Plusieurs hommes sont assis à quelques pas de là. Soudain, une violente dispute éclate entre un routier et l’un de ces hommes. Sans l’intervention des autres, ils en seraient venus aux mains. Les protagonistes qui ne cessent de s’invectiver sont retenus longuement jusqu’à ce que les esprits se calment enfin.

Pendant ce temps, je sirote tranquillement mon thé en échangeant quelques mots avec le jeune homme.

Quelques kilomètres plus loin, j’aperçois une famille qui cueille des raisins. A peine ai-je le temps de stabiliser mon vélo sur la béquille que me voilà convié à m’assoir sous un arbre pour me désaltérer et déguster une belle grappe de raisins blancs. Au moment de quitter la famille, voilà que le père insiste pour que j’emporte plusieurs grappes dont la conservation, vu la chaleur et la fragilité des fruits, relèverait de l’exploit. Après maintes palabres, je n’en emporte que deux, alors que l’homme était prêt à m’en donner une grande poche.

La production de raisins est importante dans la zone. Plus loin, on les fait sécher au soleil sur le bas-côté de la route. Lors d’un arrêt, on m’explique que les raisins séchés sont destinés à la Russie.

Dans la bourgade de Malayer on écale des noix que l’on vient de cueillir.  Je questionne un producteur et je repars au bout de quelques minutes avec une petite poche emplie de noix qu’il tient absolument à m’offrir.

Un peu plus loin on m’offre des pêches. Refuser est quasi impossible et négocier la diminution de la quantité relève de l’exploit et nécessite une grande négociation. Jamais, je n’ai trouvé un peuple aussi généreux.

Un soir, j’accroche mon hamac sans prêter attention à l’emplacement du soleil. Au petit matin l’astre dirige ses rayons en plein dans ma figure. Réveil néanmoins plus agréable qu’une vulgaire sonnerie.

Après une vingtaine de kilomètres, j’atteins Arak, que je ne fais que contourner afin de me rendre à la lagune salée de Miqan. Je contourne une usine et j’emprunte, « pas très légalement », un sentier qui me mène sur la piste fréquentée par les camions de l’usine. Là, je peux tirer quelques clichés, comme je le fais souvent sur nombre d’étendues salées disséminées sur ma route aux quatre coins de la planète.

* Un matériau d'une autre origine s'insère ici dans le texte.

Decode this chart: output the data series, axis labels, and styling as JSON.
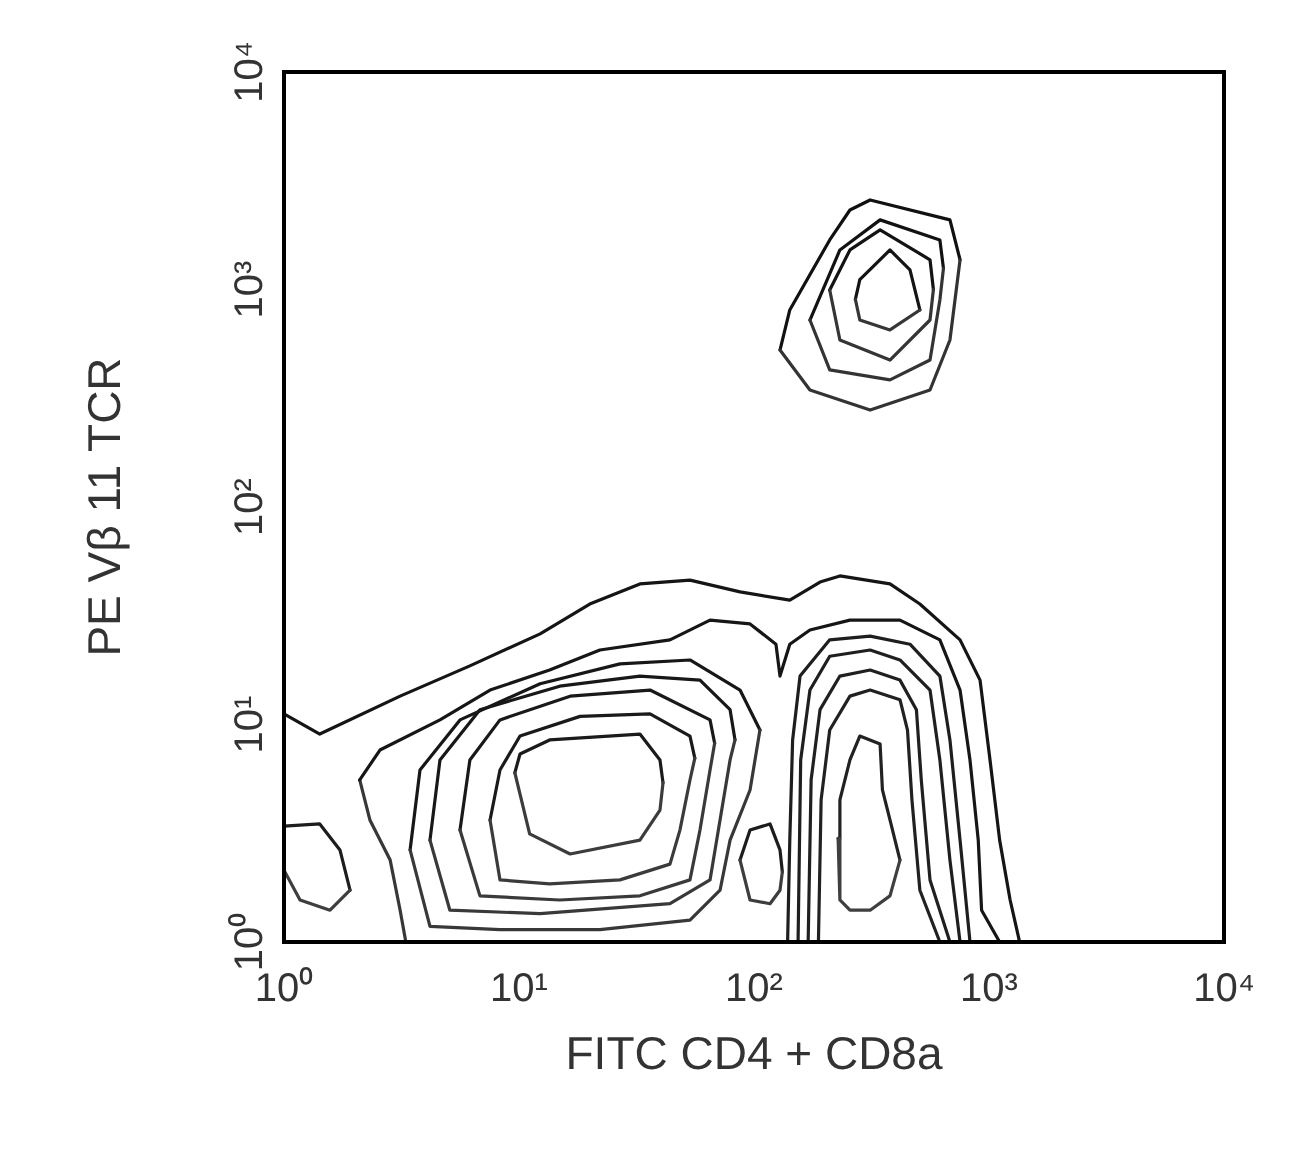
{
  "chart_data": {
    "type": "line",
    "xlabel": "FITC CD4 + CD8a",
    "ylabel": "PE Vβ 11 TCR",
    "log": "xy",
    "xlim": [
      1,
      10000
    ],
    "ylim": [
      1,
      10000
    ],
    "xticks": [
      {
        "value": 1,
        "label": "10⁰"
      },
      {
        "value": 10,
        "label": "10¹"
      },
      {
        "value": 100,
        "label": "10²"
      },
      {
        "value": 1000,
        "label": "10³"
      },
      {
        "value": 10000,
        "label": "10⁴"
      }
    ],
    "yticks": [
      {
        "value": 1,
        "label": "10⁰"
      },
      {
        "value": 10,
        "label": "10¹"
      },
      {
        "value": 100,
        "label": "10²"
      },
      {
        "value": 1000,
        "label": "10³"
      },
      {
        "value": 10000,
        "label": "10⁴"
      }
    ],
    "marker": "none",
    "series": [
      {
        "color": "#111111",
        "x": [
          129,
          142,
          210,
          256,
          312,
          682,
          753
        ],
        "values": [
          527,
          805,
          1690,
          2320,
          2580,
          2090,
          1370
        ]
      },
      {
        "color": "#333333",
        "x": [
          129,
          173,
          312,
          561,
          682,
          753
        ],
        "values": [
          527,
          345,
          279,
          345,
          586,
          1370
        ]
      },
      {
        "color": "#121212",
        "x": [
          173,
          232,
          344,
          618,
          640
        ],
        "values": [
          724,
          1520,
          2090,
          1690,
          1250
        ]
      },
      {
        "color": "#343434",
        "x": [
          173,
          210,
          379,
          561,
          618,
          640
        ],
        "values": [
          724,
          427,
          384,
          474,
          895,
          1250
        ]
      },
      {
        "color": "#131313",
        "x": [
          210,
          256,
          344,
          561,
          580
        ],
        "values": [
          995,
          1520,
          1880,
          1370,
          1000
        ]
      },
      {
        "color": "#353535",
        "x": [
          210,
          232,
          379,
          561,
          580
        ],
        "values": [
          995,
          586,
          474,
          724,
          1000
        ]
      },
      {
        "color": "#141414",
        "x": [
          270,
          282,
          379,
          461,
          508
        ],
        "values": [
          900,
          1110,
          1520,
          1230,
          805
        ]
      },
      {
        "color": "#363636",
        "x": [
          270,
          282,
          379,
          508
        ],
        "values": [
          900,
          724,
          652,
          805
        ]
      },
      {
        "color": "#151515",
        "x": [
          1,
          1.42,
          3.12,
          6.18,
          12.3,
          20,
          32.7,
          53.4,
          87.2,
          142,
          191,
          232,
          379,
          508,
          753,
          916,
          1010,
          1110,
          1230,
          1350
        ],
        "values": [
          11.2,
          9.04,
          13.5,
          18.6,
          26.1,
          35.8,
          44.3,
          46.1,
          40.7,
          37.3,
          45.2,
          48.2,
          44.3,
          35.8,
          24.5,
          16,
          6.87,
          2.94,
          1.56,
          1
        ]
      },
      {
        "color": "#373737",
        "x": [
          2.1,
          2.32,
          2.83,
          3.12,
          3.3
        ],
        "values": [
          5.56,
          3.64,
          2.38,
          1.4,
          1
        ]
      },
      {
        "color": "#161616",
        "x": [
          2.1,
          2.56,
          4.61,
          7.53,
          13.5,
          22.1,
          43.9,
          65,
          96.2,
          124,
          129,
          142,
          173,
          256,
          418,
          618,
          753,
          830,
          900,
          930,
          1110
        ],
        "values": [
          5.56,
          7.63,
          10.5,
          14.4,
          17.8,
          22,
          24.5,
          30.2,
          29,
          23.4,
          16.7,
          23.4,
          27.2,
          30.2,
          30.2,
          24.5,
          14.4,
          6.87,
          2.94,
          1.4,
          1
        ]
      },
      {
        "color": "#171717",
        "x": [
          3.44,
          3.79,
          5.61,
          12.3,
          26.9,
          53.4,
          87.2,
          106
        ],
        "values": [
          2.65,
          6.18,
          10.5,
          15.4,
          19,
          19.8,
          14.4,
          9.43
        ]
      },
      {
        "color": "#383838",
        "x": [
          3.44,
          4.18,
          8.3,
          22.1,
          53.4,
          71.7,
          79.1,
          96.2,
          106
        ],
        "values": [
          2.65,
          1.18,
          1.14,
          1.14,
          1.26,
          1.73,
          2.94,
          5,
          9.43
        ]
      },
      {
        "color": "#181818",
        "x": [
          4.18,
          4.61,
          6.82,
          14.9,
          32.7,
          58.9,
          79.1,
          83
        ],
        "values": [
          2.94,
          6.87,
          11.7,
          15,
          16.7,
          16,
          11.7,
          8.5
        ]
      },
      {
        "color": "#393939",
        "x": [
          4.18,
          5.08,
          12.3,
          43.9,
          65,
          71.7,
          79.1,
          83
        ],
        "values": [
          2.94,
          1.4,
          1.35,
          1.5,
          1.93,
          3.64,
          6.87,
          8.5
        ]
      },
      {
        "color": "#191919",
        "x": [
          5.61,
          6.18,
          8.3,
          16.5,
          36.1,
          65,
          68
        ],
        "values": [
          3.27,
          6.87,
          10.5,
          13.5,
          14.4,
          10.5,
          8.2
        ]
      },
      {
        "color": "#3a3a3a",
        "x": [
          5.61,
          6.82,
          14.9,
          32.7,
          53.4,
          58.9,
          65,
          68
        ],
        "values": [
          3.27,
          1.63,
          1.56,
          1.63,
          1.93,
          3.27,
          6.18,
          8.2
        ]
      },
      {
        "color": "#1a1a1a",
        "x": [
          7.53,
          8.3,
          10.1,
          18.2,
          36.1,
          53.4,
          56
        ],
        "values": [
          3.64,
          6.18,
          8.85,
          10.9,
          11.2,
          8.85,
          7
        ]
      },
      {
        "color": "#3b3b3b",
        "x": [
          7.53,
          8.3,
          13.5,
          26.9,
          43.9,
          48.4,
          53.4,
          56
        ],
        "values": [
          3.64,
          1.93,
          1.85,
          1.93,
          2.28,
          3.27,
          5.56,
          7
        ]
      },
      {
        "color": "#1b1b1b",
        "x": [
          9.6,
          10.1,
          13.5,
          32.7,
          39.8,
          41
        ],
        "values": [
          6,
          7.32,
          8.49,
          9.04,
          6.87,
          5.4
        ]
      },
      {
        "color": "#3c3c3c",
        "x": [
          9.6,
          10.1,
          11.1,
          16.5,
          32.7,
          39.8,
          41
        ],
        "values": [
          6,
          4.79,
          3.14,
          2.54,
          2.94,
          4.04,
          5.4
        ]
      },
      {
        "color": "#1c1c1c",
        "x": [
          87.2,
          96.2,
          117,
          129,
          132
        ],
        "values": [
          2.38,
          3.27,
          3.49,
          2.65,
          2.1
        ]
      },
      {
        "color": "#3d3d3d",
        "x": [
          87.2,
          96.2,
          117,
          129,
          132
        ],
        "values": [
          2.38,
          1.56,
          1.5,
          1.73,
          2.1
        ]
      },
      {
        "color": "#1d1d1d",
        "x": [
          1,
          1.42,
          1.73,
          1.91
        ],
        "values": [
          3.41,
          3.49,
          2.65,
          1.73
        ]
      },
      {
        "color": "#3e3e3e",
        "x": [
          1,
          1.17,
          1.57,
          1.91
        ],
        "values": [
          2.14,
          1.56,
          1.4,
          1.73
        ]
      },
      {
        "color": "#1e1e1e",
        "x": [
          139,
          142,
          146,
          157,
          210,
          312,
          461,
          618,
          682,
          753,
          830
        ],
        "values": [
          1,
          2.94,
          8.49,
          16.7,
          24.5,
          25.5,
          23.4,
          16.7,
          8.49,
          2.94,
          1
        ]
      },
      {
        "color": "#1f1f1f",
        "x": [
          154,
          158,
          173,
          210,
          312,
          418,
          561,
          618,
          682,
          753
        ],
        "values": [
          1,
          6.87,
          14.4,
          20.6,
          22,
          19.8,
          14.4,
          6.87,
          2.38,
          1
        ]
      },
      {
        "color": "#202020",
        "x": [
          170,
          175,
          191,
          232,
          312,
          418,
          491,
          515,
          561,
          682
        ],
        "values": [
          1,
          5.56,
          11.7,
          16.7,
          17.8,
          16,
          11.7,
          5.56,
          1.93,
          1
        ]
      },
      {
        "color": "#212121",
        "x": [
          188,
          193,
          210,
          256,
          312,
          418,
          450,
          470,
          508,
          618
        ],
        "values": [
          1,
          4.5,
          9.43,
          13.5,
          14.4,
          13,
          9.43,
          4.5,
          1.73,
          1
        ]
      },
      {
        "color": "#222222",
        "x": [
          228,
          232,
          256,
          282,
          344,
          352,
          379,
          418
        ],
        "values": [
          3,
          4.5,
          6.87,
          8.85,
          8.13,
          5,
          3.64,
          2.38
        ]
      },
      {
        "color": "#3f3f3f",
        "x": [
          228,
          232,
          256,
          312,
          379,
          418
        ],
        "values": [
          3,
          1.56,
          1.4,
          1.4,
          1.63,
          2.38
        ]
      }
    ]
  }
}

Après Arak, je fais une halte dans un café (café Trial), où je déguste un expresso colombien. Le gérant me fait raconter quelques histoires autour du café afin d’alimenter sa page Instagram.  Je me prête volontiers au jeu, d’autant qu’au cours de ma vie vagabonde j’ai eu maintes occasions de sillonner des plantations de café comme en Colombie, au Brésil, au Costa Rica…

En roulant vers Qom, je discute avec quelques jeunes afghans ayant fui le régime des Talibans. L’un d’eux m’explique qu’il a passé trois ans à Istanbul et qu’à présent, ayant trouvé un travail, il se sent bien ici en Iran.

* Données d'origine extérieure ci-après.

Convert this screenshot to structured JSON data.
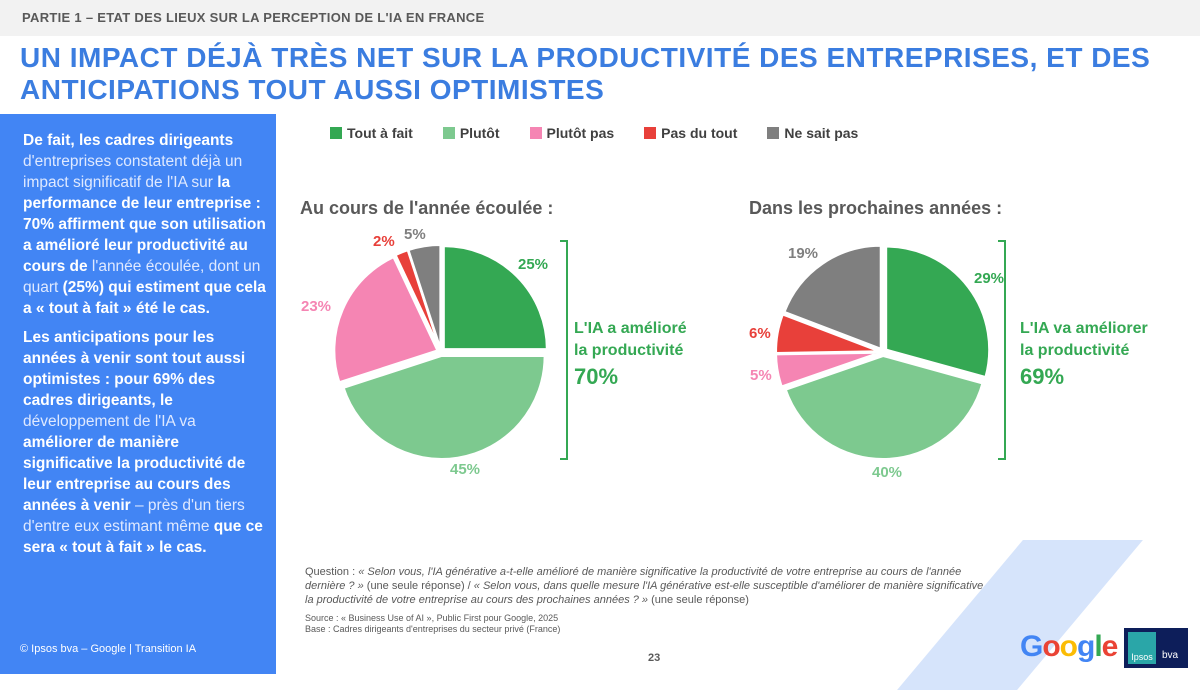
{
  "header": {
    "section": "PARTIE 1 – ETAT DES LIEUX SUR LA PERCEPTION DE L'IA EN FRANCE",
    "title": "UN IMPACT DÉJÀ TRÈS NET SUR LA PRODUCTIVITÉ DES ENTREPRISES, ET DES ANTICIPATIONS TOUT AUSSI OPTIMISTES"
  },
  "panel": {
    "p1": [
      "De fait, les cadres dirigeants",
      " d'entreprises constatent déjà un impact significatif de l'IA sur ",
      "la performance de leur entreprise : 70% affirment que son utilisation a amélioré leur productivité au cours de",
      " l'année écoulée, dont un quart ",
      "(25%) qui estiment que cela a « tout à fait » été le cas."
    ],
    "p2": [
      "Les anticipations pour les années à venir sont tout aussi optimistes : pour 69% des cadres dirigeants, le",
      " développement de l'IA va ",
      "améliorer de manière significative la productivité de leur entreprise au cours des années à venir",
      " – près d'un tiers d'entre eux estimant même ",
      "que ce sera « tout à fait » le cas."
    ],
    "copyright": "© Ipsos bva – Google | Transition IA"
  },
  "legend": [
    {
      "label": "Tout à fait",
      "color": "#34a853"
    },
    {
      "label": "Plutôt",
      "color": "#7dc98f"
    },
    {
      "label": "Plutôt pas",
      "color": "#f585b3"
    },
    {
      "label": "Pas du tout",
      "color": "#e8403a"
    },
    {
      "label": "Ne sait pas",
      "color": "#7f7f7f"
    }
  ],
  "chart_data": [
    {
      "type": "pie",
      "title": "Au cours de l'année écoulée :",
      "categories": [
        "Tout à fait",
        "Plutôt",
        "Plutôt pas",
        "Pas du tout",
        "Ne sait pas"
      ],
      "values": [
        25,
        45,
        23,
        2,
        5
      ],
      "value_labels": [
        "25%",
        "45%",
        "23%",
        "2%",
        "5%"
      ],
      "annotation": {
        "text1": "L'IA a amélioré",
        "text2": "la productivité",
        "total": "70%"
      }
    },
    {
      "type": "pie",
      "title": "Dans les prochaines années :",
      "categories": [
        "Tout à fait",
        "Plutôt",
        "Plutôt pas",
        "Pas du tout",
        "Ne sait pas"
      ],
      "values": [
        29,
        40,
        5,
        6,
        19
      ],
      "value_labels": [
        "29%",
        "40%",
        "5%",
        "6%",
        "19%"
      ],
      "annotation": {
        "text1": "L'IA va améliorer",
        "text2": "la productivité",
        "total": "69%"
      }
    }
  ],
  "footer": {
    "question_label": "Question : ",
    "q1": "« Selon vous, l'IA générative a-t-elle amélioré de manière significative la productivité de votre entreprise au cours de l'année dernière ? »",
    "q1_suffix": " (une seule réponse) / ",
    "q2": "« Selon vous, dans quelle mesure l'IA générative est-elle susceptible d'améliorer de manière significative la productivité de votre entreprise au cours des prochaines années ? »",
    "q2_suffix": " (une seule réponse)",
    "source": "Source : « Business Use of AI », Public First pour Google, 2025",
    "base": "Base : Cadres dirigeants d'entreprises du secteur privé (France)",
    "page": "23",
    "google": "Google",
    "ipsos": "Ipsos",
    "bva": "bva"
  }
}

Je passe ma dernière nuit avant d’atteindre la ville dans mon hamac à l’arrière d’une petite Mosquée. Si en France les cimetières permettent de s’approvisionner en eau, les Mosquées quant à elles, m’offrent eau et toilettes.

Alors que j’accroche mon hamac, deux routiers s’approchent et m’invitent aussitôt à partager quelques brochettes de poulet qu’ils font griller. Puis ils enchainent par un narguilé avant que nous soyons contraints d’abréger nos palabres en raison de la voracité d’énormes fourmis qui nous assaillent sans discontinuer.

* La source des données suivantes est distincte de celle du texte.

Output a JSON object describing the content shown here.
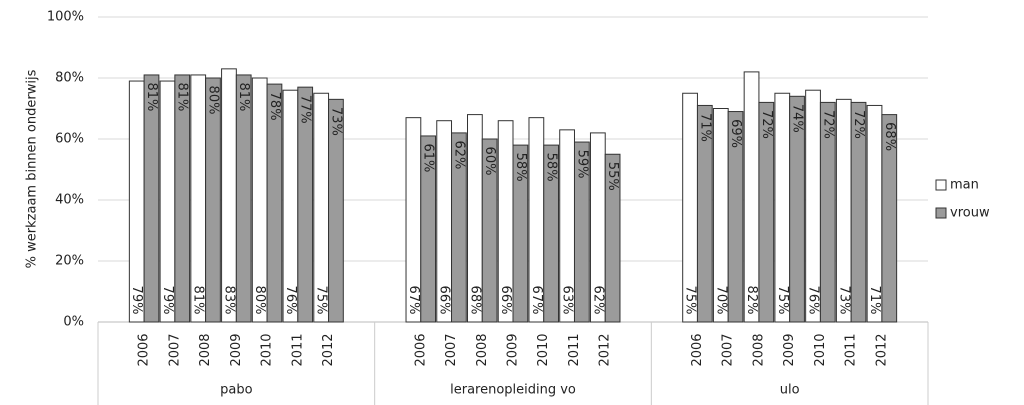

Dans l’après-midi suivante, j’arrive à Qom, ville sainte du chiisme, et haut lieu de pèlerinage. Des croyants de différents pays viennent prier sur le sanctuaire de Fatimah Masoumeh, sœur du huitième imam chiite.

L’endroit n’est pas accessible aux non musulmans, sauf accompagnés d’un guide. Ne le sachant pas, je demande à l’entrée si je peux prendre des photos dans la cour intérieure. On m’invite aussitôt à m’assoir jusqu’à l’arrivée d’un homme qui me parle dans un très bon anglais. C’est un hodjatoleslam (un clerc). Après une brève discussion, il m’invite à le suivre et me sert de guide tout au long de la visite du lieu. L’homme s’avère d’une grande érudition et d’une étonnante sagesse. Si prendre des photos avec un appareil est interdit, cela est autorisé avec un téléphone. Ne voulant pas perturber les gens présents, je ne réalise que quelques clichés même si « mon guide » me rassure en m’invitant à en réaliser davantage. Les décorations du lieu sont d’une grande beauté et remarquable de finesse.

En revanche, dans cette ville Sainte, je ne vois quasiment que des femmes vêtues de noir. Quelques-unes portent un voile fin devant leur visage, mais cela est une minorité et certaines d’entre elles viennent de pays voisins.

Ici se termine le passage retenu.